# are they red rubin??



## coolkillerbee (Mar 7, 2015)

HI, I brought few "red rubin" fry from a private breeder few months before, however, the "male" growth into yellow now, so i just wondering are they real red rubin? or they are other cichlids instead of red rubin? what are they looks like to u? :-?

the first two pic are "male"
the last pic is female
thanksssss


----------



## Iggy Newcastle (May 15, 2012)

The last photo looks Aulonocara. The second to last looks Labidochromis, an mbuna. Looks like a sp. 'Hongi' female, but since you purchased as an Aulonocara who knows what it could be made up with? I'd get these fish photos back to the breeder for a full refund and discontinue further involvement.


----------



## noki (Jun 13, 2003)

This "private breeder" is obviously an idiot or doesn't care. Or they severely confused you. The "male" seems like a Mbuna called Labidochromis "Hongi"... sometimes they have been sold as a "Red Top Kimpuma". The fish in the last pic is an Aulonocara which might be a Red line bred type. So maybe both had "Red" in the name, and the seller was very confused.
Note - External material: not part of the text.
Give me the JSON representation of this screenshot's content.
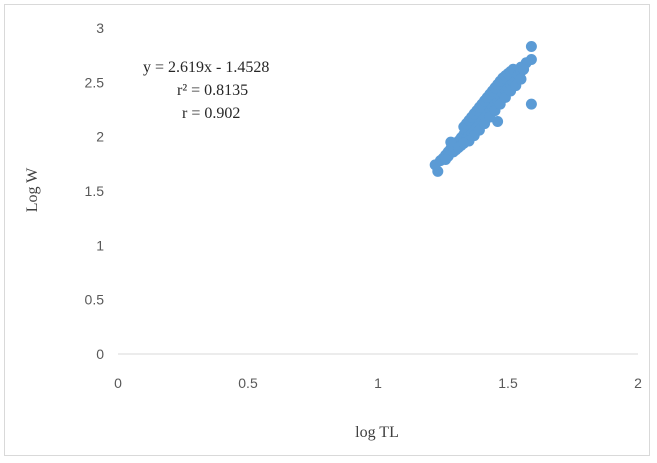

Ignorance is one thing, everyone can always learn with experience. But it always annoys me when people make stuff up or claim that fish are close enough it doesn't make any difference. They might say "why does it matter, they are all African cichlids?"


----------



## nmcichlid-aholic (Mar 23, 2011)

I agree with the others that the first 2 pics of the "male" are photos of an mbuna (likely Lab. "Hongi", as mentioned) - NOT peacocks (Aulonocara). Did you by any chance post the wrong pics? Because for a "breeder" to be that far off on the ID of the fish they are working with is criminal, so hopefully there's another explanation. If they truly sold this fish as a red rubin peacock, they need to be avoided at all costs...


----------



## aforce (Feb 17, 2015)

The female ruby reds i have at that size (im using the fork in the last pic for size reference ) have the same shape to their heads as the fish in the last pic u posted.. they typically have a an orange/red strip on their dorsal as well.. i have also noticed that female ruby reds of that size have metalic blue flecks along their flanks that they eventually grow out of which is not typical of the other juvenile female peacocks i keep.. 
as mentioned already the "male" is not a peacock but could have been housed with peacocks as fry and accidentially sold to u as such but that is a glass is half full type stretch and u have most likely purchased the fish from an unscrupulous dealer


----------



## coolkillerbee (Mar 7, 2015)

thanks for all of ur helping!!! but i could not find the private seller anymore!! anyway, at least i know who they are and they seen to be happy in my tank now,  so i would grow them up or find the other hongi partner for them. thanksss


----------